Many millennials take note of parents or grandparents working well into old age or struggling to live on Social Security benefits alone. “They’ve seen an entire generation unprepared for the shift to 401(k) retirement plans,” Gutierrez said. “When pensions went away and baby boomers retired, they didn’t have enough saved. Millennials don’t want that. They want the option to retire someday, which is no longer a guarantee.”

Gutierrez said the gig economy has reshaped attitudes. One client boasts of having a “one-car, one-Uber family.” Another couple, both physicians, applied a huge wad of their income to retire student debt while living as dorm parents at the university where they work. During that rent-free three years, they welcomed their first child.

“They were happy, and now they’re able to buy a house,” Gutierrez said. “FIRE people are not living deprived lives. They’re having a great time finding creative ways not to have to consume, and they find they’re more content with less. Second, they’re bringing with them a different view of life. Maybe life isn’t punching a card eight hours a day every day. Why not, while your children are young, take them to Europe for a month?”

A financial plan is essential because basic psychology works against saving, Gutierrez said. “We adapt to whatever salary we’re making. People say they would save if they made a little more money, but it’s not true. We have people who make $400,000 and live to their last dollar. If you don’t have a plan, you won’t naturally save.”

1992 Book Still Resonates
Gutierrez said changing mindsets, not necessarily promoting early retirement, was the thrust of the book that helped set off the FIRE movement, 1992’s “Your Money or Your Life,” by Vicki Robin and Joe Dominguez.

“She has updated the book because it was so popular,” Gutierrez said (Dominguez died in 1997), and because millennials face a level of student debt unheard of when the book came out. “Her premise is that your time is worth money, and do you want to work your whole life for things, or do you want your life under your own control?”

Thornton, the Atlanta adviser who has a strong following at WealthCareforWomen.com, says motives are important. “If you’re able to retire at 35, but don’t really have a passion or purpose in life, what have you really accomplished?

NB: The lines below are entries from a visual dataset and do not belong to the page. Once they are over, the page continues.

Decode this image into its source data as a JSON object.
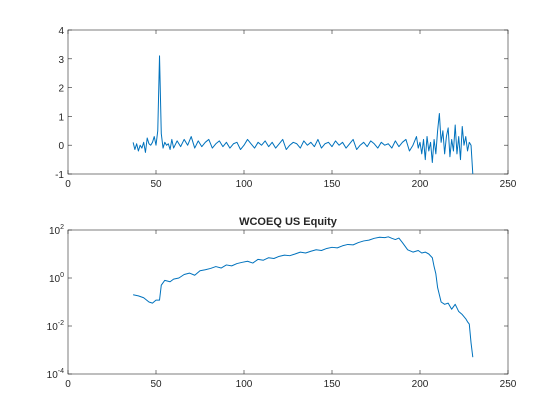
{
  "chart_data": [
    {
      "type": "line",
      "title": "",
      "xlabel": "",
      "ylabel": "",
      "xlim": [
        0,
        250
      ],
      "ylim": [
        -1,
        4
      ],
      "yscale": "linear",
      "xticks": [
        0,
        50,
        100,
        150,
        200,
        250
      ],
      "xtick_labels": [
        "0",
        "50",
        "100",
        "150",
        "200",
        "250"
      ],
      "yticks": [
        -1,
        0,
        1,
        2,
        3,
        4
      ],
      "ytick_labels": [
        "-1",
        "0",
        "1",
        "2",
        "3",
        "4"
      ],
      "grid": false,
      "series": [
        {
          "color": "#0072BD",
          "x": [
            37,
            38,
            39,
            40,
            41,
            42,
            43,
            44,
            45,
            46,
            47,
            48,
            49,
            50,
            51,
            52,
            53,
            54,
            55,
            56,
            57,
            58,
            59,
            60,
            62,
            64,
            66,
            68,
            70,
            72,
            74,
            76,
            78,
            80,
            82,
            84,
            86,
            88,
            90,
            92,
            94,
            96,
            98,
            100,
            102,
            104,
            106,
            108,
            110,
            112,
            114,
            116,
            118,
            120,
            122,
            124,
            126,
            128,
            130,
            132,
            134,
            136,
            138,
            140,
            142,
            144,
            146,
            148,
            150,
            152,
            154,
            156,
            158,
            160,
            162,
            164,
            166,
            168,
            170,
            172,
            174,
            176,
            178,
            180,
            182,
            184,
            186,
            188,
            190,
            192,
            194,
            196,
            198,
            199,
            200,
            201,
            202,
            203,
            204,
            205,
            206,
            207,
            208,
            209,
            210,
            211,
            212,
            213,
            214,
            215,
            216,
            217,
            218,
            219,
            220,
            221,
            222,
            223,
            224,
            225,
            226,
            227,
            228,
            229,
            230
          ],
          "y": [
            0.1,
            -0.15,
            0.05,
            -0.2,
            0.0,
            -0.1,
            0.1,
            -0.25,
            0.25,
            0.05,
            0.0,
            0.1,
            0.3,
            0.0,
            0.5,
            3.1,
            0.4,
            -0.1,
            0.1,
            0.0,
            0.05,
            -0.15,
            0.2,
            -0.1,
            0.15,
            -0.05,
            0.2,
            0.0,
            0.3,
            -0.1,
            0.15,
            -0.05,
            0.1,
            0.2,
            -0.1,
            0.05,
            0.15,
            -0.05,
            0.1,
            -0.1,
            0.05,
            0.1,
            -0.15,
            0.0,
            0.2,
            0.05,
            -0.1,
            0.1,
            0.0,
            0.15,
            -0.05,
            0.1,
            -0.1,
            0.05,
            0.2,
            -0.15,
            0.0,
            0.1,
            0.05,
            -0.1,
            0.15,
            0.0,
            0.1,
            -0.05,
            0.2,
            -0.1,
            0.05,
            0.1,
            -0.05,
            0.15,
            0.0,
            0.1,
            -0.1,
            0.05,
            0.2,
            -0.15,
            0.0,
            0.1,
            -0.05,
            0.15,
            0.05,
            -0.1,
            0.1,
            0.0,
            0.05,
            -0.1,
            0.15,
            -0.05,
            0.1,
            0.2,
            -0.2,
            0.0,
            0.3,
            -0.1,
            0.1,
            -0.3,
            0.2,
            -0.5,
            0.3,
            -0.2,
            0.1,
            -0.6,
            0.2,
            -0.3,
            0.5,
            1.1,
            0.1,
            0.5,
            -0.3,
            0.3,
            0.6,
            -0.4,
            0.2,
            -0.2,
            0.7,
            -0.3,
            0.3,
            -0.5,
            0.65,
            0.0,
            0.3,
            -0.2,
            0.1,
            0.0,
            -1.0
          ]
        }
      ]
    },
    {
      "type": "line",
      "title": "WCOEQ US Equity",
      "xlabel": "",
      "ylabel": "",
      "xlim": [
        0,
        250
      ],
      "ylim": [
        0.0001,
        100
      ],
      "yscale": "log",
      "xticks": [
        0,
        50,
        100,
        150,
        200,
        250
      ],
      "xtick_labels": [
        "0",
        "50",
        "100",
        "150",
        "200",
        "250"
      ],
      "yticks": [
        0.0001,
        0.01,
        1,
        100
      ],
      "ytick_labels": [
        {
          "base": "10",
          "exp": "-4"
        },
        {
          "base": "10",
          "exp": "-2"
        },
        {
          "base": "10",
          "exp": "0"
        },
        {
          "base": "10",
          "exp": "2"
        }
      ],
      "grid": false,
      "series": [
        {
          "color": "#0072BD",
          "x": [
            37,
            40,
            43,
            46,
            48,
            50,
            52,
            53,
            55,
            58,
            60,
            63,
            66,
            69,
            72,
            75,
            78,
            81,
            84,
            87,
            90,
            93,
            96,
            99,
            102,
            105,
            108,
            111,
            114,
            117,
            120,
            123,
            126,
            129,
            132,
            135,
            138,
            141,
            144,
            147,
            150,
            153,
            156,
            159,
            162,
            165,
            168,
            171,
            174,
            177,
            180,
            182,
            184,
            186,
            188,
            190,
            193,
            196,
            199,
            201,
            203,
            205,
            207,
            208,
            209,
            210,
            211,
            212,
            214,
            216,
            218,
            220,
            222,
            224,
            226,
            227,
            228,
            229,
            230
          ],
          "y": [
            0.2,
            0.18,
            0.15,
            0.1,
            0.09,
            0.12,
            0.12,
            0.5,
            0.8,
            0.7,
            0.9,
            1.0,
            1.4,
            1.6,
            1.3,
            2.0,
            2.2,
            2.5,
            3.0,
            2.6,
            3.5,
            3.2,
            4.0,
            4.5,
            5.0,
            4.2,
            6.0,
            5.5,
            7.0,
            6.5,
            8.0,
            9.0,
            8.5,
            10.0,
            12.0,
            11.0,
            13.0,
            15.0,
            14.0,
            17.0,
            19.0,
            18.0,
            22.0,
            25.0,
            24.0,
            30.0,
            35.0,
            38.0,
            45.0,
            50.0,
            48.0,
            52.0,
            45.0,
            40.0,
            46.0,
            30.0,
            15.0,
            12.0,
            14.0,
            11.0,
            12.0,
            10.0,
            7.0,
            3.0,
            1.5,
            0.4,
            0.2,
            0.1,
            0.08,
            0.09,
            0.05,
            0.08,
            0.04,
            0.03,
            0.02,
            0.015,
            0.012,
            0.002,
            0.0005
          ]
        }
      ]
    }
  ]
}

This also applies to 55-year-olds. I’ve met workaholics who when asked what their goals, hobbies and interests are, say it’s their work.”

In a work-optional mindset, he says, “if you continue to work or volunteer, or whatever, it’s because you want to, not because you have to.”

Gutierrez offered a couple of examples. “A FIRE friend who’s a physician drives an old Honda with 90,000 miles on it; he proudly pulls into work among the luxury cars. In a class I taught among a small group of residents about to finish training, three self-identified as FIRE physicians, and they have plans to pay off $400,000 in student loans in less than five years.”

The quest comes down to envisioning your life, Gutierrez said. “Imagine a person who by age 45 or 50 can say, you know, I can stop working right now. It’s hard to imagine, because we’re living longer lives, and even retiring at 65 is hard now. This is what people want to do.”